Acoustic features for speech processing
Introduction
This post summarises acoustic features for various tasks of speech processing.
Automatic speech recognition (ASR) is one of the most studied speech
processing tasks. Acoustic features for ASR include Mel-frequency cepstrum
coefficients (MFCCs) and spectogram-based features including Mel-spectrograms
and Mel-filter banks. The choice of acoustic features depends on a choice of ASR model:
- Traditional machine learning (ML) models such as Gaussian mixture models (GMMs) have difficulties of handling correlated features and MFCCs are favourite for de-correlated coeffcients.
- More recent deep learning based models e.g., Conformer use acoustic feature vectors with correlation between neighbour dimensions: filterbanks.
- A popular model from OpenAI, Whisper, directly takes as input a log-Mel spectrogram which is technically the same representation as filterbanks (will be explained later).
- General purpose speech models including wav2vec2.0 process raw digital signal samples with convolutional layers.
MFCCs, filterbanks and log-Mel spectrograms are all derived from raw digital
signal samples.
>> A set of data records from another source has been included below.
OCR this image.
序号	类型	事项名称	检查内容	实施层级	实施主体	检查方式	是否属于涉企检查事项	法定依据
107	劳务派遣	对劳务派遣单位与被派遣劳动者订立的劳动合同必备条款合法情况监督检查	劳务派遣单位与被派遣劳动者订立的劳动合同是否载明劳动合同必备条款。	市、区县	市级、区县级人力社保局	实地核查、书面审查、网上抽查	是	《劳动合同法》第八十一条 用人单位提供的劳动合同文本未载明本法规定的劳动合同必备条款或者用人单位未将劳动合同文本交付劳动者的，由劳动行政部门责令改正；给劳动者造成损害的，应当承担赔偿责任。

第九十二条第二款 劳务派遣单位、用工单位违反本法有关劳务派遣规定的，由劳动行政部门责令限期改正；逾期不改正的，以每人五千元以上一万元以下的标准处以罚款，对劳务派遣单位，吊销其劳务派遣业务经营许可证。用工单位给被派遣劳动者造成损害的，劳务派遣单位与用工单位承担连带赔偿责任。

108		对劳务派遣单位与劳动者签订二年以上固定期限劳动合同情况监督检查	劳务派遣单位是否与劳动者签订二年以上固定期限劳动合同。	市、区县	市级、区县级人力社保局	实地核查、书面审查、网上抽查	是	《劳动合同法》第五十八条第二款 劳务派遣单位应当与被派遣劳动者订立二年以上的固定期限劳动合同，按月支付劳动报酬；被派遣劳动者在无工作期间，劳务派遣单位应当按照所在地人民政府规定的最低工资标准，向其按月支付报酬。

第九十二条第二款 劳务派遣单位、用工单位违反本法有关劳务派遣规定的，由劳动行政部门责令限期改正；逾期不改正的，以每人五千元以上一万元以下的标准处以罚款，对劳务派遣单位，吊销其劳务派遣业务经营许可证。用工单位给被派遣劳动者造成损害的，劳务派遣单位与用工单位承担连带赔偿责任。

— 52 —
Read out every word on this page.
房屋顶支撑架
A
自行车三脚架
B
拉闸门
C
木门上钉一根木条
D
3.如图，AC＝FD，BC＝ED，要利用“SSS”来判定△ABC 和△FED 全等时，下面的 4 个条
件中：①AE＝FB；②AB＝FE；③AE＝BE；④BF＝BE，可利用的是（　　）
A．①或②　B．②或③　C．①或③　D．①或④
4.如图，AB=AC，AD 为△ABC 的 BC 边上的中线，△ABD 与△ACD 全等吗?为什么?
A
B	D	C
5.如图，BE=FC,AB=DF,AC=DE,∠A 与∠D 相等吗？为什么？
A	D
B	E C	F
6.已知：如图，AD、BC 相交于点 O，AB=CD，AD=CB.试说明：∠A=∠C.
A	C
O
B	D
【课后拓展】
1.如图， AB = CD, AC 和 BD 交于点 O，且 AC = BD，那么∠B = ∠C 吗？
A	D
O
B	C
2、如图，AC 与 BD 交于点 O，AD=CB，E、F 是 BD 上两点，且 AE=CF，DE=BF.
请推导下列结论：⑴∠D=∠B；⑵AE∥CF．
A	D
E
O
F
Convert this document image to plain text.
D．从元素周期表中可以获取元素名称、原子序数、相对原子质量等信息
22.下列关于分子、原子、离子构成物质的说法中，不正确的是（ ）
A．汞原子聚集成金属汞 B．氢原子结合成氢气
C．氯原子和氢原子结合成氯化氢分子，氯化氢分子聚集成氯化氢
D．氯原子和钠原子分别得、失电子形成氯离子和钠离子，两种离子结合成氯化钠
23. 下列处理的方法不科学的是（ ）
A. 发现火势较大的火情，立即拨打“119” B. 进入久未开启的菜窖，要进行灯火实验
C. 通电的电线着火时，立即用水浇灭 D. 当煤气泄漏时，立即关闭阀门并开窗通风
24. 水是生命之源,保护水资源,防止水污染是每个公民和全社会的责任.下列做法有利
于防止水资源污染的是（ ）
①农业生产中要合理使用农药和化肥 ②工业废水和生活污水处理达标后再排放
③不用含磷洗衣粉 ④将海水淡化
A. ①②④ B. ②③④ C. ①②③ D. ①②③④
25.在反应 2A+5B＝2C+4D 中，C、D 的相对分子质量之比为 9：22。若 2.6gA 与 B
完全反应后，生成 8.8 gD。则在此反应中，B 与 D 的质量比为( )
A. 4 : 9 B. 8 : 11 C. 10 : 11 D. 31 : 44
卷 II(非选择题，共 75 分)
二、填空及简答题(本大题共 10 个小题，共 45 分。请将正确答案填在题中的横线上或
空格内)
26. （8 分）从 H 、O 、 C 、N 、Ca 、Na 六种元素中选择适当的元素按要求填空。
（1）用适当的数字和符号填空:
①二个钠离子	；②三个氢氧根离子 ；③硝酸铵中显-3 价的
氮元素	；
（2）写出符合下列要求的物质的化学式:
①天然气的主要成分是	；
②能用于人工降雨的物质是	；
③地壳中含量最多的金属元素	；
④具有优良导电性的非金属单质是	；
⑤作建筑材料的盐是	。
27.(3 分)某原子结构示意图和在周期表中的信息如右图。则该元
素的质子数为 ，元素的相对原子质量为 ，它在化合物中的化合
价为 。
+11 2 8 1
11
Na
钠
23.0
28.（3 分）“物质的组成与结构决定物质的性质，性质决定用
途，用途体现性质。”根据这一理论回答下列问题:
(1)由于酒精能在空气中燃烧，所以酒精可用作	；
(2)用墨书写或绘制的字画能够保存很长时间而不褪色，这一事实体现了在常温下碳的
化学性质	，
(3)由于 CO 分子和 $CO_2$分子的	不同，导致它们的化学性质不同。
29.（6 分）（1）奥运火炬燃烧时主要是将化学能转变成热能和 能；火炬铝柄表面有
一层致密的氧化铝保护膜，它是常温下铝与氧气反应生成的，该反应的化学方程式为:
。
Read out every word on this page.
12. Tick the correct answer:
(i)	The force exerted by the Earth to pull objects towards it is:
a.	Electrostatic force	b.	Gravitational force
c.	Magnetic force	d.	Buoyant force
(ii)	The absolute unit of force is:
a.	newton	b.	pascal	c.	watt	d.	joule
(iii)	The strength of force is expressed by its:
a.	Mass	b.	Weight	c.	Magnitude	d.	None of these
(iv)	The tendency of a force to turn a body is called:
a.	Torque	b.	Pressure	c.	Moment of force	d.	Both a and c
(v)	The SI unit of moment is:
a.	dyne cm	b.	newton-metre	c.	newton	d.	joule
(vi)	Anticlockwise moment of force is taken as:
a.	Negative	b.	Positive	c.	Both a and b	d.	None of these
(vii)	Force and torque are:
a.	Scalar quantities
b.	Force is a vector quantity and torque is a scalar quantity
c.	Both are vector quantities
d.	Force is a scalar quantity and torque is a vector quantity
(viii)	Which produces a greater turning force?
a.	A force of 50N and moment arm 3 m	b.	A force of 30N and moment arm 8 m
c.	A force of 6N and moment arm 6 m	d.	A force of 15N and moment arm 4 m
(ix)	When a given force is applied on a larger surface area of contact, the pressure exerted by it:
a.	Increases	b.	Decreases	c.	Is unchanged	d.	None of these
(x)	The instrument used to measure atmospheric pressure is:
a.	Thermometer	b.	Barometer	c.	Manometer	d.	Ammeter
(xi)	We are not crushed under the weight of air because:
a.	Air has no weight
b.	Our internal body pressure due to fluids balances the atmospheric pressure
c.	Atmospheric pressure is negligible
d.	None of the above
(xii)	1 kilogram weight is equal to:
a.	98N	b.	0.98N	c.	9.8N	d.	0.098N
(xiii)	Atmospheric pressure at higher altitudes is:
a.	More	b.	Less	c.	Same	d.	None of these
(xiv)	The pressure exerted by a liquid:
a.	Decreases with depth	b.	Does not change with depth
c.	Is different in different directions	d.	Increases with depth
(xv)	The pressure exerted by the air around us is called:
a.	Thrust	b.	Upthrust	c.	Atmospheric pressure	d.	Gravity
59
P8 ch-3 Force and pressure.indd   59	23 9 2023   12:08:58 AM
The choice of feature depends on the model architecture, but
understanding the characteristics of each is important.
My previous post describes the raw speech samples for anyone interested: https://yasufumimoriya.blogspot.com/2025/11/digital-signal-processing-basics.html
This post focuses on the process to generate Mel-spectrograms, Mel-filter banks and MFCCs from raw speech samples.
The Whole Picture
The steps to create MFCCs from raw speech:
- Raw speech samples
- wav2vec2.0 input
- Pre-emphasis
- Windowing
- Discrete Fourier Transform (DFT)
- Mel-filtering
- Logarithm
- filterbanks -> Conformer input
- Mel-spectrogram -> Whisper input
- Discrete Cosine Transform (DCT)
- MFCCs
- Gaussian mixture model (GMM) input
The next sub-sections provide code and visualisation of each step using the
audio file of
the JSUT corpus: BASIC5000_0001.
Pre-emphasis
The speech sounds naturally have higher energies at lower frequencies. This is
due to our vocal folds vibration (F0) generating more energies. The amount of
energy is generally in descending order of vowels, voiced consonants and
voiceless consonants.
Imagine when we ask for help in an emergency situation, we will shout at
people "hEEEEEElp", but not "HHHHHHHHelp". Our "h" sound will never be as
loud as your "e" sound.
Pre-emphasis boosts energy of a signal at higher frequencies and "flatten" the
overall shape of a waveform.
The figure illustrates the effect of pre-emphasis. On the top sub-plot, the
orange pre-emphasised waveform is flatter than the original waveform in blue.
The bottom sub-plot shows the power spectrum of 400 samples (20 milliseconds
for 16,000 Hz) of a sliced signal. The spectrum of the pre-emphasised orange
signal has higher energy at higher frequencies than the original signal
without pre-emphasis.
This step helps a machine learning model to think that samples at higher
frequencies are human speech sounds rather than random noise captured in an
audio file.
Windowing
The second step of acoustic feature generation is windowing. This process
segments a signal into a sequence of fixed length short-time units,
called frames. The assumption of this process is that a speech
signal is stationary (stable) in a short time period. The resolution of the
Discrete Fourier Transform improves by focusing on a speech signal of a short
time period with periodic cycles from a single phone.
Let's assume that duration of the spoken word "help" is about 1 second. The
frequency components of this single word alone could derive from three
consonants (fricative "h", liquid "l" and plosive "p") and one vowel "e". One
can imagine the resulting spectrum would be blurry due to having a bunch of
frequency bins with high energy.
Windowing uses a tapering (less weighting towards the both edges) window
function. The tapering window can avoid abruptly discontinuing a signal which
results in noisy output of the Discrete Fourier Transform referred to as
spectral leakage. An example of Hamming window is illustrated in the top
sub-plot.
The bottom sub-plot shows a short wimdow of a signal to which the above
windowing is applied. This short signal has lower amplitudes towards the edges,
demonstrating an impact of the tapering window.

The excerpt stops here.